Agencja Fitch zaskoczyła na początku sierpnia decydując się na obniżenie ratingu kredytowego USA, z najwyższego możliwego AAA, do poziomu AA+. Tym samym po nieco ponad 10 latach druga agencja ratingowa zdecydowała się na obniżenie oceny wiarygodności amerykańskiego długu, co wywołało ograniczone ruchy na rynkach, ale jednocześnie spore oburzenie amerykańskich władz. Co stoi za decyzją Fitch? Czy inne agencje zdecydują się na rewizję swoich ocen? Co to znaczy dla rynków i czy inne kraje również powinny bać się potencjalnych problemów?
Spis treści:
Decyzja Fitch poprzedzona wcześniejszym ostrzeżeniem
Agencja Fitch wystosowała ostrzeżenie w maju tego roku, że może dojść do cięcia oceny kredytowej, jeśli Stany Zjednoczone nie rozwiążą problemu kwestii limitu zadłużenia. Problem ten został rozwiązany poprzez zniesienie limitu zadłużenia do 2025 roku, ale nie zmienia to problemów, na które zwracała uwagę agencja Fitch. Instytucja wskazała na pogarszające się standardy zarządzania w USA w ostatnich 20 latach, potencjalne problemy fiskalne w najbliższych 3 latach i potężny wzrost kosztów odsetkowych w ostatnich latach. W 2020 roku po pierwszym uderzeniu pandemii annualizowany koszt odsetek z amerykańskiego długu wynosił nieco ponad 500 mld dolarów. Obecnie jest to niemal 1 bilion dolarów, czyli prawie dwukrotnie więcej!

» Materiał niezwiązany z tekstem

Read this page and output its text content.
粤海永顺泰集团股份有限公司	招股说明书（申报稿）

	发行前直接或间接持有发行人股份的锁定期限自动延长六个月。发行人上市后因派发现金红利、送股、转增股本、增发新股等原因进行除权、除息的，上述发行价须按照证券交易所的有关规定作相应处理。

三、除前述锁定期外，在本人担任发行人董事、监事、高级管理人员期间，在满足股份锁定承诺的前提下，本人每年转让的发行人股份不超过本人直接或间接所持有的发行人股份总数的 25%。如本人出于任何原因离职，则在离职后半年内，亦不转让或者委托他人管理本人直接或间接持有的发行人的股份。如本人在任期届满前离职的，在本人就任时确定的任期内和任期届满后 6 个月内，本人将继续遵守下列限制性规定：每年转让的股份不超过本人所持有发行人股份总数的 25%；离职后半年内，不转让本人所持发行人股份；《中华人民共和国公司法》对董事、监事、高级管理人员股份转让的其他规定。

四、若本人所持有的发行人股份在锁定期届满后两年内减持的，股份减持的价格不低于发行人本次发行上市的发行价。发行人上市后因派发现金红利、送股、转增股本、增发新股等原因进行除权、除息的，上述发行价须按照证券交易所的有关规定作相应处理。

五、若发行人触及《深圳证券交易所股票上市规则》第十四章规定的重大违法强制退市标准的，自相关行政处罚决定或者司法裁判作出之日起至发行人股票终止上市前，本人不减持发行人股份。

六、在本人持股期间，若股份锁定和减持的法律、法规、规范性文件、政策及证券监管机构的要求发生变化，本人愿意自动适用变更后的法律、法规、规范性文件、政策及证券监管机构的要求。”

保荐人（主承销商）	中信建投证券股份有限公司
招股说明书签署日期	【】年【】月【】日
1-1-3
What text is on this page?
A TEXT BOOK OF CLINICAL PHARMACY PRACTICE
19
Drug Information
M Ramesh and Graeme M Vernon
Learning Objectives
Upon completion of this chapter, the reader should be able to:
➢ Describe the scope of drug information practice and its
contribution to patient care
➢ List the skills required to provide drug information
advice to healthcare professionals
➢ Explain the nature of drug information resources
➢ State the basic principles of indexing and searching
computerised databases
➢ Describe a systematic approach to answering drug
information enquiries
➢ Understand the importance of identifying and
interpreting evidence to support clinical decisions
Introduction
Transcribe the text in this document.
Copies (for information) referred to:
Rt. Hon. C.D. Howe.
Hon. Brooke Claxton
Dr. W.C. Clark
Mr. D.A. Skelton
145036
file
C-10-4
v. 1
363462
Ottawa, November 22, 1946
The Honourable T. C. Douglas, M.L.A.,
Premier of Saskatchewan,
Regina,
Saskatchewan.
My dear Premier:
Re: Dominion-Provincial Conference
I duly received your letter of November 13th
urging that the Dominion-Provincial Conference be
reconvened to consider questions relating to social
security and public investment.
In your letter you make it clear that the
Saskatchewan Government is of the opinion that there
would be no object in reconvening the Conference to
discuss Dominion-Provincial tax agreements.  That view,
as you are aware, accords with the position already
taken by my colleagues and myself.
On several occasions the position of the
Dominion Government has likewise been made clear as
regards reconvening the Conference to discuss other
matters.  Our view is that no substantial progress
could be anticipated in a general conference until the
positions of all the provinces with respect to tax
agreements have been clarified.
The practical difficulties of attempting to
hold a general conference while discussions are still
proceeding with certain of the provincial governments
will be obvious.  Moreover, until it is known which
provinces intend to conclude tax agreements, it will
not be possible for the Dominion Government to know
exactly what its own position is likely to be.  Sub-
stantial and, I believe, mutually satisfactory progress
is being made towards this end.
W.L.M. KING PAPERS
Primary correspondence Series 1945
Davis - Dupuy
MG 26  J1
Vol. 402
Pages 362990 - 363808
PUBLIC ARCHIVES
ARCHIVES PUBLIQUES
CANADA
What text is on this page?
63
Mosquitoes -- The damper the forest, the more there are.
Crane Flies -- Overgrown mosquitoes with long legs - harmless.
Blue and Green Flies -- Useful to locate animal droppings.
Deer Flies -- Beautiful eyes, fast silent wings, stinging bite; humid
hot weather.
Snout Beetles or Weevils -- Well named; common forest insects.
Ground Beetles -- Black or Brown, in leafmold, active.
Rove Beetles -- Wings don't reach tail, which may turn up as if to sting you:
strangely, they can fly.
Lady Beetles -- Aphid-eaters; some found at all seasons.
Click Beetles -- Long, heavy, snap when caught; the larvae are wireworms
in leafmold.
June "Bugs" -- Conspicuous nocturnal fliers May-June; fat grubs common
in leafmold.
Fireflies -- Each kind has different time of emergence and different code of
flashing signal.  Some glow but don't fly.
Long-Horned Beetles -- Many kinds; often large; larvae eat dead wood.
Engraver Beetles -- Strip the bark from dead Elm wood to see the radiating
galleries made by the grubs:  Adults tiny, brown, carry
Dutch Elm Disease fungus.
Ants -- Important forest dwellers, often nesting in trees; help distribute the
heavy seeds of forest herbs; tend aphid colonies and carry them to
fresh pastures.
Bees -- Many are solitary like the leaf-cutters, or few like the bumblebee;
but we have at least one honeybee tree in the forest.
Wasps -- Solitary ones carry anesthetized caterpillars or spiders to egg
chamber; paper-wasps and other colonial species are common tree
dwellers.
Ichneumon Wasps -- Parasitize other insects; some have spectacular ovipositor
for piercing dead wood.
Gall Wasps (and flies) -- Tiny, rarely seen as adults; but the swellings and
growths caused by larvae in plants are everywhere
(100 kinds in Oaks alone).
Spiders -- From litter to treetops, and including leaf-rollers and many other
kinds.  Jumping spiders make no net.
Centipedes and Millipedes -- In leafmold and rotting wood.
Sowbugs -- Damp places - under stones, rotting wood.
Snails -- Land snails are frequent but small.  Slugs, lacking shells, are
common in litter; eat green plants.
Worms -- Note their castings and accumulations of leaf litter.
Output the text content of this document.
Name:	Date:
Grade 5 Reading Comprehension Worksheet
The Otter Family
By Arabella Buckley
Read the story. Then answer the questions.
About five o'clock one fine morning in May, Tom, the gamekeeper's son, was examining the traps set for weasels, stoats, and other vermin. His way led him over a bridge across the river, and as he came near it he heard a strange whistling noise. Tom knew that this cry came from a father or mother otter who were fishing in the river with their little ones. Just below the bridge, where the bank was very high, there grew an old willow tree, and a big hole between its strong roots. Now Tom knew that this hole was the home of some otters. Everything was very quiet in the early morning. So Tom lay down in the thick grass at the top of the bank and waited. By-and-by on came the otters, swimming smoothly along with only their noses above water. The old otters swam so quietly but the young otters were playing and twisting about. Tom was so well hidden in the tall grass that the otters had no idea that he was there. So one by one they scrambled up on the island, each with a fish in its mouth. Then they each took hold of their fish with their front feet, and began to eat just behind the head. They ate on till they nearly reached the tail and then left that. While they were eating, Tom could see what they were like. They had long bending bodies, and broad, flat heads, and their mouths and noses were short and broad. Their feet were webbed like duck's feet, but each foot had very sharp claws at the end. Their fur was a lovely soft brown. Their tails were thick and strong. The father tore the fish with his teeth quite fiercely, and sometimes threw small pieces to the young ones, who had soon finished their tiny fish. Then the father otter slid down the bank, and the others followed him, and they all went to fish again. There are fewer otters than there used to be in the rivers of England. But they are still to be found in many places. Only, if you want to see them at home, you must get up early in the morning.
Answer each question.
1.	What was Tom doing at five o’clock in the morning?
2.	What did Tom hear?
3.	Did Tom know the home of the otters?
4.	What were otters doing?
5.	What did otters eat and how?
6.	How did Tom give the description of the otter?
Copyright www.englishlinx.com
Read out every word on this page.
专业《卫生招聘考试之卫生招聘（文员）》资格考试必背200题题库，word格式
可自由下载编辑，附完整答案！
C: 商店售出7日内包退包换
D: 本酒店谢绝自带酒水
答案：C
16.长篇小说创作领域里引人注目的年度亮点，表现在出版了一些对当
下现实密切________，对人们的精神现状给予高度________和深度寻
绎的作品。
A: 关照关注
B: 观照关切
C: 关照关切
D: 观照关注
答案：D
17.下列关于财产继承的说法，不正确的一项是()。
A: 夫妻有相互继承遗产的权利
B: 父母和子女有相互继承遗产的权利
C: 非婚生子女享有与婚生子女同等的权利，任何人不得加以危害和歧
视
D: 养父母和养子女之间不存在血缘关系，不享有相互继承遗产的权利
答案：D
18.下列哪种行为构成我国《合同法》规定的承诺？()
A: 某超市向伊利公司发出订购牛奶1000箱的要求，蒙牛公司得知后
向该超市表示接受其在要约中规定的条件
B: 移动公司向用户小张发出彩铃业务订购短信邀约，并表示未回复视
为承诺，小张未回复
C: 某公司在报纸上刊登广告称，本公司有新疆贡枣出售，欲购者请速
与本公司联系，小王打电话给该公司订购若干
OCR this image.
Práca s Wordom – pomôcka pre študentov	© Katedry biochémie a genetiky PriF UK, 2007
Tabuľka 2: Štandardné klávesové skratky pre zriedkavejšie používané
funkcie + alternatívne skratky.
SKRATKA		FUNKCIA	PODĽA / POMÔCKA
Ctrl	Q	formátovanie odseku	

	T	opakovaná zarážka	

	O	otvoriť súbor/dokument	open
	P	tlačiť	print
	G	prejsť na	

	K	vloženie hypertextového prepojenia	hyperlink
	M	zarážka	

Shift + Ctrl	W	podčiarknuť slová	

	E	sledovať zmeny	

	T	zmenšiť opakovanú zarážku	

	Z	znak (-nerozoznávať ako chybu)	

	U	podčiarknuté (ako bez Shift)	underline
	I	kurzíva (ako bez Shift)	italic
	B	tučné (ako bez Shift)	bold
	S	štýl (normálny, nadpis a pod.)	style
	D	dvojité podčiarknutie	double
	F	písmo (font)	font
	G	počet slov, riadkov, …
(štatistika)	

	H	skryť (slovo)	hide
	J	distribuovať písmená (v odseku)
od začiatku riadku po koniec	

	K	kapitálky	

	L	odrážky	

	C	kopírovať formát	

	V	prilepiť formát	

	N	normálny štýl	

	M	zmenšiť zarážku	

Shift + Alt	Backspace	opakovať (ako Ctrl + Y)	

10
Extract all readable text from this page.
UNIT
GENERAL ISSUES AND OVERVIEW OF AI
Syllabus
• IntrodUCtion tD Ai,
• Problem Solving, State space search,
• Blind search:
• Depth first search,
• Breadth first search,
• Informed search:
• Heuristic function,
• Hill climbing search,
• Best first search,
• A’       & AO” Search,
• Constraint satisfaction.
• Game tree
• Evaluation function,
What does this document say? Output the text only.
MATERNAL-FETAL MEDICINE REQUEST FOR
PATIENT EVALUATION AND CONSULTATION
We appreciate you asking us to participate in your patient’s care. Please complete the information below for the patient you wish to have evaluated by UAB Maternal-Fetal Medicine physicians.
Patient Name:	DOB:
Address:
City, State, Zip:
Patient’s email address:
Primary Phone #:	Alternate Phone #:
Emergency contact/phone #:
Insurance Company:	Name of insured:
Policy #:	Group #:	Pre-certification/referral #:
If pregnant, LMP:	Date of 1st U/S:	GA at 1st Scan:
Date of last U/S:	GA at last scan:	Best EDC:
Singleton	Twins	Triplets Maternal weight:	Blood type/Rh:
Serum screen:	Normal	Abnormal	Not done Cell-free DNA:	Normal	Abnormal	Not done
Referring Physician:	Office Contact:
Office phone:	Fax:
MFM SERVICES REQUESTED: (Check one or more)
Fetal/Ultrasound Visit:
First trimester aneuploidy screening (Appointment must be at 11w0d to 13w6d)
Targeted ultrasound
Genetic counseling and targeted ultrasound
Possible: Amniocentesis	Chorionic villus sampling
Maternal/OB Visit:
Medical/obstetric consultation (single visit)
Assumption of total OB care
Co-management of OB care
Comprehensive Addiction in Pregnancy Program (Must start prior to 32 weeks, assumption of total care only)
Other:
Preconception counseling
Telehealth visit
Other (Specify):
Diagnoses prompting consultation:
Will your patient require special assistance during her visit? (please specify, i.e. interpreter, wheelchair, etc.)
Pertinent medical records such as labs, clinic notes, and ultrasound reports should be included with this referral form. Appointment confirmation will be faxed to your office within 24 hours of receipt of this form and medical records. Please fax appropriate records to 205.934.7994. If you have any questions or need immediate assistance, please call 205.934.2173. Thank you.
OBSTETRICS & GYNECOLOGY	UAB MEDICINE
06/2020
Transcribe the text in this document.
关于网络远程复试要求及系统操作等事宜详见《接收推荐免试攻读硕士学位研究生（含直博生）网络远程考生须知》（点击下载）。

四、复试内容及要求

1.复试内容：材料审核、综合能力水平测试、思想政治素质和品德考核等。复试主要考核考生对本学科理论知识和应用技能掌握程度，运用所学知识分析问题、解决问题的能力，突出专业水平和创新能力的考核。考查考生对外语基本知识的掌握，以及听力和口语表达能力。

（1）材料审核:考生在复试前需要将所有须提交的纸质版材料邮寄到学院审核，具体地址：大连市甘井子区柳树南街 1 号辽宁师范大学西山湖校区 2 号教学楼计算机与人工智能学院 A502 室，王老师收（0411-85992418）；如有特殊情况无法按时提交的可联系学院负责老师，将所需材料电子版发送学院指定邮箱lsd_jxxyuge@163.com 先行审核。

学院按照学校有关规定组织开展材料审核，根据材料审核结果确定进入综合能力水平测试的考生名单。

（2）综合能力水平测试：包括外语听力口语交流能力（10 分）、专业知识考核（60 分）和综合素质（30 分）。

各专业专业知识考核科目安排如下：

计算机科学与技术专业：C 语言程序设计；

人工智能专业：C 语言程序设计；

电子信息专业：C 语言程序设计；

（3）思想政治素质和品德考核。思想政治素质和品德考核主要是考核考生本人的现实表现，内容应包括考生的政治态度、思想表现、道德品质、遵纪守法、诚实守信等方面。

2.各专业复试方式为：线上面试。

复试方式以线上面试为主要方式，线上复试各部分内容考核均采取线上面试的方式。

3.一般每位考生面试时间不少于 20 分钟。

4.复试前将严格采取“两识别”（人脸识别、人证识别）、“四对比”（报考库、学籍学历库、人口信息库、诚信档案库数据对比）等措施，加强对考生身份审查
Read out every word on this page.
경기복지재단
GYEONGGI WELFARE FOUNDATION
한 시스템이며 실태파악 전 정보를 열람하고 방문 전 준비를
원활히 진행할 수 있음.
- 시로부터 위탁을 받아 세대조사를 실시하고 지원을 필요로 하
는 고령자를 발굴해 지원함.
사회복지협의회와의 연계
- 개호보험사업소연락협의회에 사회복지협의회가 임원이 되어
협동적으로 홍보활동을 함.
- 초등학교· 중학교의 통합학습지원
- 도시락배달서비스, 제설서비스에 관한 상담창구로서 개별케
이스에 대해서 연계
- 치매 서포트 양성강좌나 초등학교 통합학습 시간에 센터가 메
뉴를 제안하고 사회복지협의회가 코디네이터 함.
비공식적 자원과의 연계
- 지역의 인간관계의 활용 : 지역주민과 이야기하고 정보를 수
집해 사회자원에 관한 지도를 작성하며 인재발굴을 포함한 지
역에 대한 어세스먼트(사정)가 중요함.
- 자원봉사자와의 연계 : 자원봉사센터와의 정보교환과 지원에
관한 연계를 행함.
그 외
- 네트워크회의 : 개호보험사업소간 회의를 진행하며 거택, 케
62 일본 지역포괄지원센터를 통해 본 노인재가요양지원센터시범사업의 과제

Oczywiście decyzja Fitch spotkała się z dezaprobatą ze strony amerykańskich władz, w szczególności sekretarz skarbu Janet Yellen oraz prezydenta Joe Bidena. Podkreślali oni siłę amerykańskiej gospodarki, choć jednocześnie prognozy dotyczące długu wskazują na to, że z obecnego zadłużenia względem PKB na poziomie nieco powyżej 100%, do 2050 roku dojdziemy do niemal 200%!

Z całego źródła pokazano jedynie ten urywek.